What do most people do when they are tired, emotional and hormonal? They take it out on those they love. We all know we shouldn’t, but it is inevitable that sometimes you will snap just because you are feeling grumpy. When you are a new parent because of the level of stress it can end up happening all too often. Not only that but as emotions are so high things can seem a much bigger deal than they really are.
This happened to me when Lily was a newborn. I would be up all night, then spend most the day on my own with her, and don’t get me wrong I would love it. But by the time Joe came home from work I was tired, I hadn’t spoken to anyone or seen anyone all day except the baby. I had washing to hang out, dinner to cook, and I just felt overwhelmed. So when I would say to Joe something like “Can you look after Lily whilst I have a shower?” and he would say “In a minute I just want to get changed and have a cup of tea first.” I would snap at him.
Now what I should have really said was, “Yes no problem of course get changed, and then if you could look after Lily whilst I have a shower we can have a cup of tea together afterwards” or something like that. But let’s be honest, when you’re tired and feeling emotional you just don’t have much patience, especially with your partner.

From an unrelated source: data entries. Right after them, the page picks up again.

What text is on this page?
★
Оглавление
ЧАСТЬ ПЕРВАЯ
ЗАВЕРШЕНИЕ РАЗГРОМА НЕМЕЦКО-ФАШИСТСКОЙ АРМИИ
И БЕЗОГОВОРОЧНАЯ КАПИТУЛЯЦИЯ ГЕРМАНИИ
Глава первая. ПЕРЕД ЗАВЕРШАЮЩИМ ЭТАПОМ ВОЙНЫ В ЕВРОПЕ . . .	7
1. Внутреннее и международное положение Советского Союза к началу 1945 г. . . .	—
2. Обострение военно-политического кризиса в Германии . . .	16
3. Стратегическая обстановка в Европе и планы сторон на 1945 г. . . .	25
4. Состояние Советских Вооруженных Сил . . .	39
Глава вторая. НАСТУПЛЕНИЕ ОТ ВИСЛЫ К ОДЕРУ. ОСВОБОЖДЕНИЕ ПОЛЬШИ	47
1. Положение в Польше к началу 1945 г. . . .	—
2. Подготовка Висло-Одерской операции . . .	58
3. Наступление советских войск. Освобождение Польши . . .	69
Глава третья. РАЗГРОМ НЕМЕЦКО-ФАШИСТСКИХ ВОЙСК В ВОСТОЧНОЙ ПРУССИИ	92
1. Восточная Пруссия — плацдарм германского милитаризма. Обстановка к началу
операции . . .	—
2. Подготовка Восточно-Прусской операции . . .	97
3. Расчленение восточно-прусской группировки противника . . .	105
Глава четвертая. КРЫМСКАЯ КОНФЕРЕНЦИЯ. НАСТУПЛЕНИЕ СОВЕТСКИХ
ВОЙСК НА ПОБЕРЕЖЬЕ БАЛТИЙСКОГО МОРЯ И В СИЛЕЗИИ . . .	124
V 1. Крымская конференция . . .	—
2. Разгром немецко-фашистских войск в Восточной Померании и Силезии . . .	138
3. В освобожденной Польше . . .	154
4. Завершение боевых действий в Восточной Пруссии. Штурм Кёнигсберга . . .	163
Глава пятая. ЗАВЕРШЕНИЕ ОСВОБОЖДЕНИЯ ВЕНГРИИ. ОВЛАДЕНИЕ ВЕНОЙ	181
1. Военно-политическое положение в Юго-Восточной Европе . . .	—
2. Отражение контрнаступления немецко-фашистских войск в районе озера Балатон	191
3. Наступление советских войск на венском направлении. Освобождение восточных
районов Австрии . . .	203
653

Being new parents is really hard and it’s so easy to take things out on each other. I have also heard of men who feel extremely neglected. After having all that attention on them prior to the baby, their partner suddenly just seems to ignore them. It’s all about the baby now and no longer all about them. Well, “tough!” some might say, but if either party in the relationship is feeling unhappy it needs to be addressed somehow. Sometimes couples have been together 10 or so years before they have a baby and that sudden change can really cause a problem.
I’m sure when Joe had come home from that tough day at work he didn’t think asking to get changed and have a quick cup of tea was the worst thing in the world to suggest, and it wasn’t. But at the time it felt like a massive deal.

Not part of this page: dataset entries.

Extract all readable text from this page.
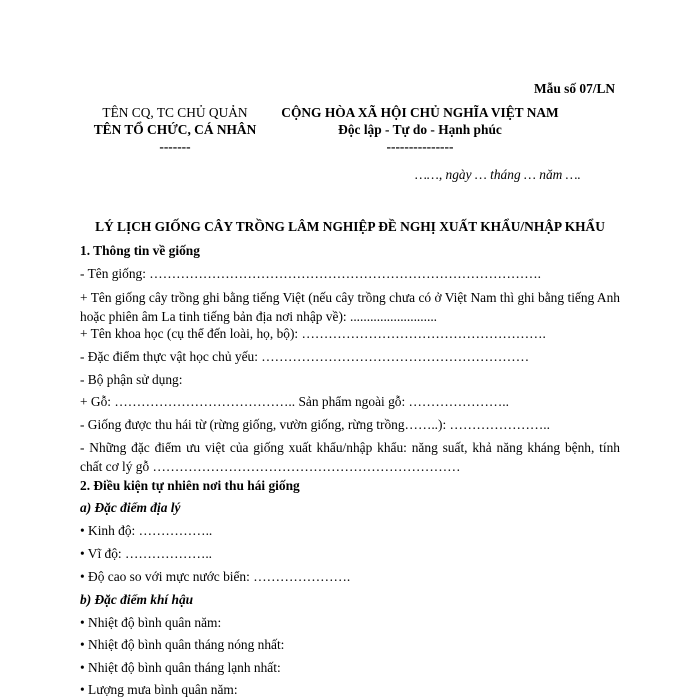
Mẫu số 07/LN
TÊN CQ, TC CHỦ QUẢN
TÊN TỔ CHỨC, CÁ NHÂN
-------
CỘNG HÒA XÃ HỘI CHỦ NGHĨA VIỆT NAM
Độc lập - Tự do - Hạnh phúc
---------------
……, ngày … tháng … năm ….
LÝ LỊCH GIỐNG CÂY TRỒNG LÂM NGHIỆP ĐỀ NGHỊ XUẤT KHẨU/NHẬP KHẨU
1. Thông tin về giống
- Tên giống: …………………………………………………………………………….
+ Tên giống cây trồng ghi bằng tiếng Việt (nếu cây trồng chưa có ở Việt Nam thì ghi bằng tiếng Anh hoặc phiên âm La tinh tiếng bản địa nơi nhập về): ..........................
+ Tên khoa học (cụ thể đến loài, họ, bộ): ……………………………………………….
- Đặc điểm thực vật học chủ yếu: ……………………………………………………
- Bộ phận sử dụng:
+ Gỗ: ………………………………….. Sản phẩm ngoài gỗ: …………………..
- Giống được thu hái từ (rừng giống, vườn giống, rừng trồng……..): …………………..
- Những đặc điểm ưu việt của giống xuất khẩu/nhập khẩu: năng suất, khả năng kháng bệnh, tính chất cơ lý gỗ ……………………………………………………………
2. Điều kiện tự nhiên nơi thu hái giống
a) Đặc điểm địa lý
• Kinh độ: ……………..
• Vĩ độ: ………………..
• Độ cao so với mực nước biển: ………………….
b) Đặc điểm khí hậu
• Nhiệt độ bình quân năm:
• Nhiệt độ bình quân tháng nóng nhất:
• Nhiệt độ bình quân tháng lạnh nhất:
• Lượng mưa bình quân năm:
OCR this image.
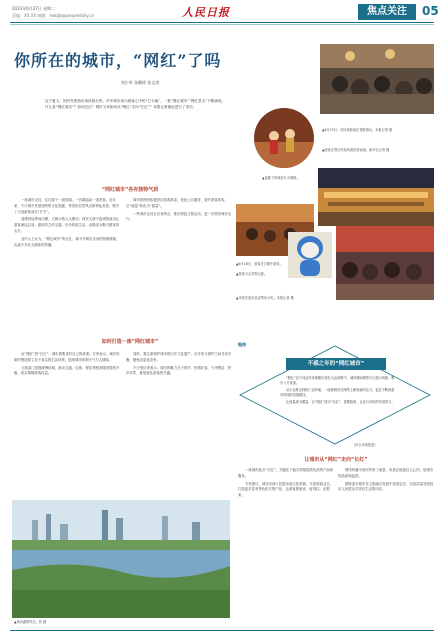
2023年6月27日 星期二
责编：XX XX 邮箱：hwbjb@peopledaily.cn	人民日报	焦点关注	05
你所在的城市，“网红”了吗
刘少华 张璐瑶 张文涛

这个夏天，国内外旅游市场持续火热，许多城市成为游客心中的“打卡地”，一批“网红城市”“网红景点”不断涌现。

什么是“网红城市”？如何走红？城市又该如何从“网红”走向“长红”？本报记者就此进行了采访。

“网红城市”各有独特气质

一座城市走红，往往源于一段视频、一首歌曲或一道美食。近年来，不少城市凭借独特的文化底蕴、秀美的自然风光和特色美食，吸引了大批游客前往“打卡”。

淄博因烧烤而出圈，大街小巷人头攒动；西安大唐不夜城的演出让游客流连忘返；重庆的立体交通、长沙的夜生活，也都成为吸引游客的名片。

业内人士认为，“网红城市”的走红，离不开城市自身的资源禀赋，也离不开社交媒体的传播。

城市管理者积极回应游客需求，优化公共服务，提升游客体验，让“流量”转化为“留量”。

一些城市还结合自身特点，推出特色文旅活动，进一步擦亮城市名片。

如何打造一座“网红城市”

从“网红”到“长红”，城市需要讲好自己的故事。专家表示，城市形象的塑造要立足于真实的生活场景，展现城市的烟火气与人情味。

文旅部门加强统筹协调，推动交通、住宿、餐饮等配套服务提档升级，切实保障游客权益。

同时，要注重保护城市的历史文化遗产，在开发与保护之间寻求平衡，避免同质化竞争。

不少受访者表示，城市的魅力在于细节，热情好客、干净整洁、秩序井然，都是留住游客的关键。

让城市从“网红”走向“长红”

一座城市能否“长红”，关键在于能否持续提供优质的产品和服务。

专家建议，城市应深入挖掘本地文化资源，丰富旅游业态，打造更多富有特色的文旅产品，让游客愿意来、留得住、还想来。

网络传播为城市带来了流量，但真正能留住人心的，是城市的品质和温度。

期待更多城市在文旅融合发展中找准定位，以高质量发展回应人民群众对美好生活的向往。

▲6月23日，市民和游客在老街游玩。本报记者 摄
▲游客在景区体验传统民俗表演。新华社记者 摄
▲夜幕下的城市灯火璀璨。
▲6月18日，游客在古镇中游览。
▲游客与吉祥物合影。
▲市民在夜市品尝特色小吃。本报记者 摄
链接
不惑之年的“网红城市”

“网红”这个词近年来频繁出现在大众视野中，城市借助网络平台展示风貌，吸引八方来客。

从小众景点到热门目的地，一座座城市在网络上焕发新的活力，也在不断探索可持续的发展路径。

让流量成为增量，让“网红”成为“长红”，需要政府、企业与市民的共同努力。

（综合本报报道）
▲城市湖景风光。张 摄
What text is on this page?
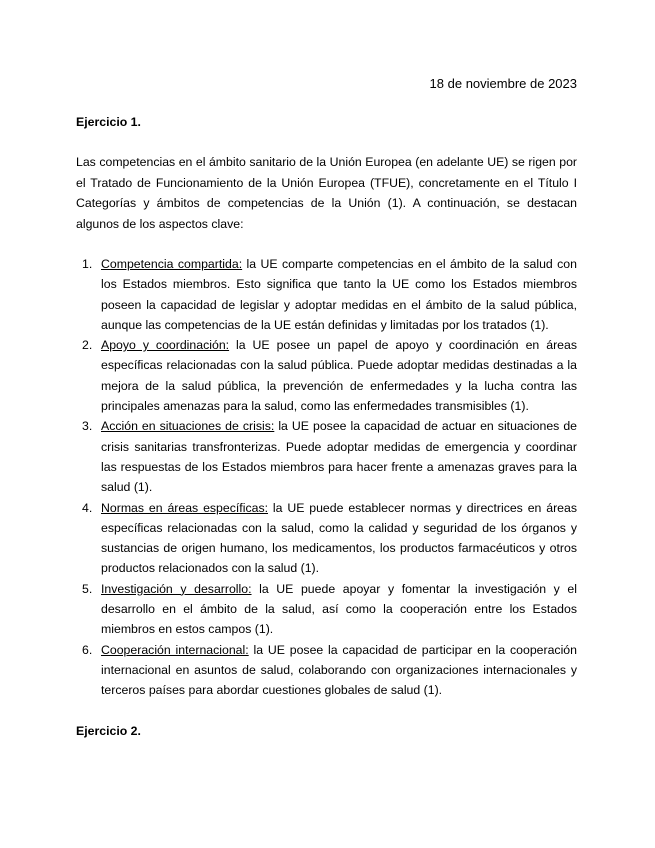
18 de noviembre de 2023
Ejercicio 1.

Las competencias en el ámbito sanitario de la Unión Europea (en adelante UE) se rigen por el Tratado de Funcionamiento de la Unión Europea (TFUE), concretamente en el Título I Categorías y ámbitos de competencias de la Unión (1). A continuación, se destacan algunos de los aspectos clave:

1. Competencia compartida: la UE comparte competencias en el ámbito de la salud con los Estados miembros. Esto significa que tanto la UE como los Estados miembros poseen la capacidad de legislar y adoptar medidas en el ámbito de la salud pública, aunque las competencias de la UE están definidas y limitadas por los tratados (1).
2. Apoyo y coordinación: la UE posee un papel de apoyo y coordinación en áreas específicas relacionadas con la salud pública. Puede adoptar medidas destinadas a la mejora de la salud pública, la prevención de enfermedades y la lucha contra las principales amenazas para la salud, como las enfermedades transmisibles (1).
3. Acción en situaciones de crisis: la UE posee la capacidad de actuar en situaciones de crisis sanitarias transfronterizas. Puede adoptar medidas de emergencia y coordinar las respuestas de los Estados miembros para hacer frente a amenazas graves para la salud (1).
4. Normas en áreas específicas: la UE puede establecer normas y directrices en áreas específicas relacionadas con la salud, como la calidad y seguridad de los órganos y sustancias de origen humano, los medicamentos, los productos farmacéuticos y otros productos relacionados con la salud (1).
5. Investigación y desarrollo: la UE puede apoyar y fomentar la investigación y el desarrollo en el ámbito de la salud, así como la cooperación entre los Estados miembros en estos campos (1).
6. Cooperación internacional: la UE posee la capacidad de participar en la cooperación internacional en asuntos de salud, colaborando con organizaciones internacionales y terceros países para abordar cuestiones globales de salud (1).
Ejercicio 2.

After a few weeks of this snapping and bickering, I started to hate myself. I knew I was being so difficult to live with. I felt so emotional that I struggled to control it. I would say to myself be more patient, but in the spur of the moment it would happen again. It took time but eventually I did manage to regain control of my emotions and my patience, or maybe my hormones calmed down. Joe and I got back on track, and things got a lot better.
However, unfortunately sometimes the relationship doesn’t get out of that state, and that’s when it can start to be really destructive. We love our babies and are so happy to have them in our lives, but it really can be a tough time. The newborn phase was undoubtedly the happiest I’ve ever been in my life, but it was also the time I cried the most and questioned myself as a person the most. Was I being a good mum? A good partner? Who am I now that I’m not the girl I was before I had Lily, but I feel like I don’t know who I am yet as a mother either. I’m suddenly responsible for this little person and I just want to protect her and look after her, but am I doing it right? It’s exhausting.

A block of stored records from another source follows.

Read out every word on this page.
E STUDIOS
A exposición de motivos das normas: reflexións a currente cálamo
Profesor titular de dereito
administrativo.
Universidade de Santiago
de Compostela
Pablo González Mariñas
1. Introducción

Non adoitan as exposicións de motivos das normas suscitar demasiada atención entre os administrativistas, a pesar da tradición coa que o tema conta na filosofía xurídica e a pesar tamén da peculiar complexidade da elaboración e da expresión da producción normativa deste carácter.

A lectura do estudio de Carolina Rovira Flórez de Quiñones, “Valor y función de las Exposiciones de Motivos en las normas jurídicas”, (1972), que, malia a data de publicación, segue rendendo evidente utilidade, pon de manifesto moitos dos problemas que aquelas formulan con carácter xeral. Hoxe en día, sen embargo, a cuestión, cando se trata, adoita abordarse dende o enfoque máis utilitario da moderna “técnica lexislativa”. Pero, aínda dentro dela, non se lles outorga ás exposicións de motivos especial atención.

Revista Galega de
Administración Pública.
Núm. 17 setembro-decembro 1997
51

Are you going through this stage? Or did you? I found all that helped was just time, for things to settle down including my hormones! That and trying to reflect more on how I was acting. Talking to someone other than Joe about how I was feeling, friends or family. Of course if things get really bad it’s best to tell the health visitor or the doctor. Behind all the Instagram photos and happy Facebook statuses, I’m sure everyone experiences this on some level when they have a newborn.
According to the Office for National StatisticsAround a fifth of marriages end within five years of the birth of the first child. So this stress must be happening to a lot of us. Yet we don’t seem to talk about it.